Collections made at the time of Charlemagne (in around 800) and the Gregorian reform in around 1050 reflect the attempt to restore traditional discipline. Great confusion persisted, however, insofar as certain practices accepted in the Germanic law and the penitentials (for example, remarriage after adultery) were in conflict with the programme of the reformers. Ivo of Chartres prepared in about 1095 a set of rules and principles for interpreting and harmonizing texts. The actual work of harmonization was done in about 1140 by Gratian, who is called the father of the science of canon law. Shortly after the revival of Roman law studies at the University of Bologna, Gratian collected all the canon law from the earliest popes and councils up to the Second Lateran Council (1139) in his Decretum or Concordance of Discordant Canons. With its appearance, the period of the is antique came to a close.

The scientific study of law stimulated by the Decretum encouraged the papacy to resolve disputed points and supply needed legislation, thus inaugurating the ius novum. Over the next century, thousands of papal decretals were issued and gradually collected in five compilationes. Compilatio Tertia, consisting of decretals from the first 12 years of his reign, was ordered by Innocent III in 1210 to be used in courts and law schools, thus becoming the first collection in the West to be officially promulgated. Gregory IX commissioned Raymond of Peñafort to organize the five compilationes in one collection, which was promulgated in 1234 and became known as the Extravagantes. Two other official collections were made later: the Liber Sextus (1298) of Boniface VIII and the Constitutiones Clementinae (1317). The Extravagantes of John XXII and the Extravagantes Communes were privately compiled. In 1503 the legist Jean Chappuis printed and published in Paris, under the title Corpus Iuris Canonici, the Decretum of Gratian and the three official and two private collections of decretals.
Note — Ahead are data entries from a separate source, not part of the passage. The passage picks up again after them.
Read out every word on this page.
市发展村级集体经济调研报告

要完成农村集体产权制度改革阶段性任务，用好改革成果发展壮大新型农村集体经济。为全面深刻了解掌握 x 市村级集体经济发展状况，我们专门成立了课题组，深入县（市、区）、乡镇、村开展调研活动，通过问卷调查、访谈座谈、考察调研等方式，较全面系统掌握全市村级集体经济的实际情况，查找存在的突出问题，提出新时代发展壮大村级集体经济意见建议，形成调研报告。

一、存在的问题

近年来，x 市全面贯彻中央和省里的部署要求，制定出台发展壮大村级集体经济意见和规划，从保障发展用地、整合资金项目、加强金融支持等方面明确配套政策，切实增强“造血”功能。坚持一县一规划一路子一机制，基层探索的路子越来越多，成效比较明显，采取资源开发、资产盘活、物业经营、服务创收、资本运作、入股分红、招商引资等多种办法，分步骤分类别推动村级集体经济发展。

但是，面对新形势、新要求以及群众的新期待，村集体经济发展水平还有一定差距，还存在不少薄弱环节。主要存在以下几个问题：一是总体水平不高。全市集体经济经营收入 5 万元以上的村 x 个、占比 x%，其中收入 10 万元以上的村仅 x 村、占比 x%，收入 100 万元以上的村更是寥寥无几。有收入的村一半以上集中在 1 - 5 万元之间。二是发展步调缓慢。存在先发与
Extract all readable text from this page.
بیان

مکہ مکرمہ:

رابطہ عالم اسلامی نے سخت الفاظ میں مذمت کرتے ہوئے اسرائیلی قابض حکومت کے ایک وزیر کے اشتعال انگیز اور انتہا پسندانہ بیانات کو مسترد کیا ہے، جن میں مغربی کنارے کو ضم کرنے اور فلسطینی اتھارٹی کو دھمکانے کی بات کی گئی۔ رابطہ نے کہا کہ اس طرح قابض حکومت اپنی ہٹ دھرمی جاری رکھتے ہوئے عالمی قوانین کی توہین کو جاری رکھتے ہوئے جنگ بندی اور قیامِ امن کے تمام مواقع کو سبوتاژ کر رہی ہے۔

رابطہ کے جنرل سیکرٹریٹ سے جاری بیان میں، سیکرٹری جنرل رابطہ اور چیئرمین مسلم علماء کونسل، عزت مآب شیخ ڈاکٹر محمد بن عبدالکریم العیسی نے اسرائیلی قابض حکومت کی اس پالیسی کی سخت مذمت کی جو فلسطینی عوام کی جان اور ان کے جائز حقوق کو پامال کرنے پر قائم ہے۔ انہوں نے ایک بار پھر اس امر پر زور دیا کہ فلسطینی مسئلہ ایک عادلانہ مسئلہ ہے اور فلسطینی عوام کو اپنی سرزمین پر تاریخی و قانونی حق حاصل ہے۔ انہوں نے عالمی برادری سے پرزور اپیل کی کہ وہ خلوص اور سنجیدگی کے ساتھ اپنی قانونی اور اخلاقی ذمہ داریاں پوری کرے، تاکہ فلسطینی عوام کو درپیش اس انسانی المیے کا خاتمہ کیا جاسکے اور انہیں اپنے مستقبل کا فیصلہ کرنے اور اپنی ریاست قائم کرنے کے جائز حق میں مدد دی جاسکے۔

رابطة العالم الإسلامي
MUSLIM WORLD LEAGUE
The Corpus, along with the decrees of the Council of Trent (1545-1563), remained the fundamental law of the Roman Catholic Church until the Codex Iuris Canonici appeared in 1917. After the theological updating of the Second Vatican Council (1962-1965), it became necessary for the Roman Catholic Church to undertake a thorough revision of the 1917 code. A special commission was established in 1963, which in 1980 presented the draft of a completely new code. Pope John Paul II, after making a number of revisions, promulgated it on January 25, 1983; it took effect on November 27, 1983.

The Corpus continues to have some validity for the Church of England, which issued its first complete, free-standing Code of Canons in 1603. The medieval law is presupposed except where it has been affected by contrary statute or custom in England. These canons stood virtually unchanged until the mid-19th century when a process of amendments began. The Convocations of Canterbury and York in 1964 and 1969 promulgated a fully revised code that nevertheless maintained the same understanding of the relationship between the present and the medieval tradition. Each of the national churches of the Anglican Communion (for example, Australia, the United States, and Canada) has its own canons, which may or may not directly reference those of the Church of England, though they are similar in format.

Plans have been under way for more than a quarter of a century for the first Great Synod of Eastern Orthodoxy to be held since the 8th century. Among the topics for further study is the codification of the Holy Canons. Current canon law developed largely in response to the Great Schism of 1054.